American lawyer and politician

Katayoun M. Copeland (born 1966/1967) is an American lawyer and politician who was an assistant U.S. Attorney in Philadelphia from 2019 to 2023. She was the district attorney of Delaware County, Pennsylvania from 2018 to 2019.

== Life ==
Copeland was born in Upper Darby Township, Pennsylvania to an Iranian mother and an American father. She was raised in Iran from 1973 to 1980. She graduated from The Baldwin School in 1985. She completed an undergraduate degree from Bryn Mawr College. She earned a Juris Doctor degree from Temple University Beasley School of Law.

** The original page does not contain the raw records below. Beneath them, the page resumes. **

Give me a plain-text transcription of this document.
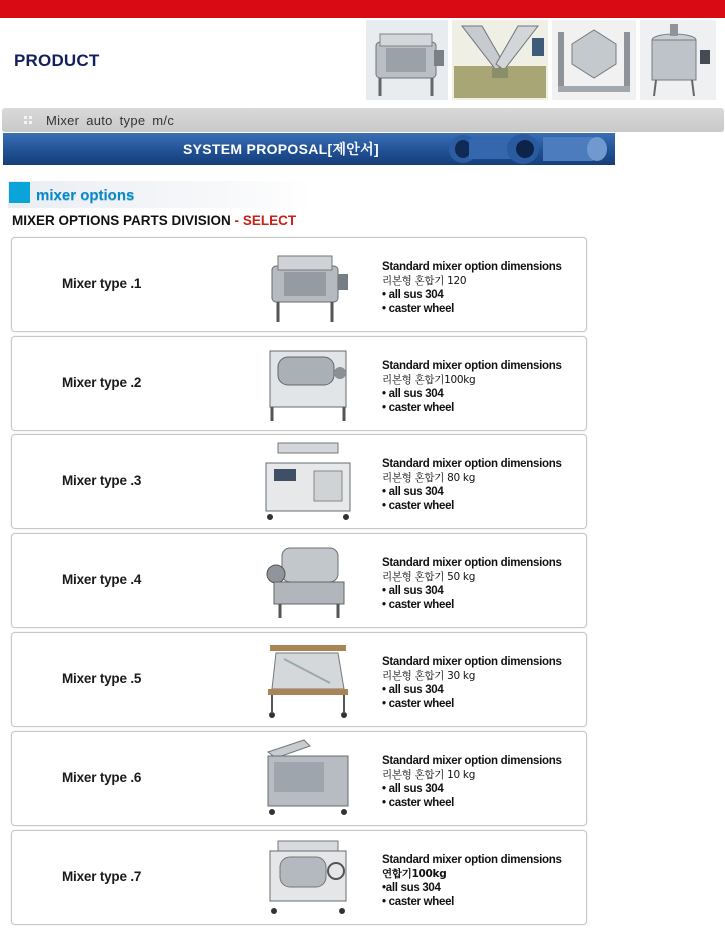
PRODUCT

Mixer auto type m/c
SYSTEM PROPOSAL[제안서]
mixer options
MIXER OPTIONS PARTS DIVISION - SELECT
Mixer type .1
Standard mixer option dimensions
리본형 혼합기 120
• all sus 304
• caster wheel
Mixer type .2
Standard mixer option dimensions
리본형 혼합기100kg
• all sus 304
• caster wheel
Mixer type .3
Standard mixer option dimensions
리본형 혼합기 80 kg
• all sus 304
• caster wheel
Mixer type .4
Standard mixer option dimensions
리본형 혼합기 50 kg
• all sus 304
• caster wheel
Mixer type .5
Standard mixer option dimensions
리본형 혼합기 30 kg
• all sus 304
• caster wheel
Mixer type .6
Standard mixer option dimensions
리본형 혼합기 10 kg
• all sus 304
• caster wheel
Mixer type .7
Standard mixer option dimensions
연합기100kg
•all sus 304
• caster wheel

In 1992, Copeland joined the Delaware County district attorney's office as an assistant district attorney in its trial division. She worked under the county's first female district attorney, Patricia Holstein. She later became chief of drug enforcement in 2000. In 2004, she became deputy district attorney. In 2011, Copeland joined the United States Attorney as a prosecutor of drug cases. She worked under Louis D. Lappen, the acting district attorney for the U.S. District Court for the Eastern District of Pennsylvania. In 2018, she returned to Delaware County as its district attorney. A Republican, she was selected by the county board of judges to succeed Jack Whelan. The term expired in 2019. She ran for election for a full four-year term in 2019 and was defeated in a close election by Democratic candidate Jack Stollsteimer. From 2019 to 2023, she served as an assistant U.S. Attorney in Philadelphia. In November 2023, Copeland announced her candidacy in the 2024 Pennsylvania Attorney General election.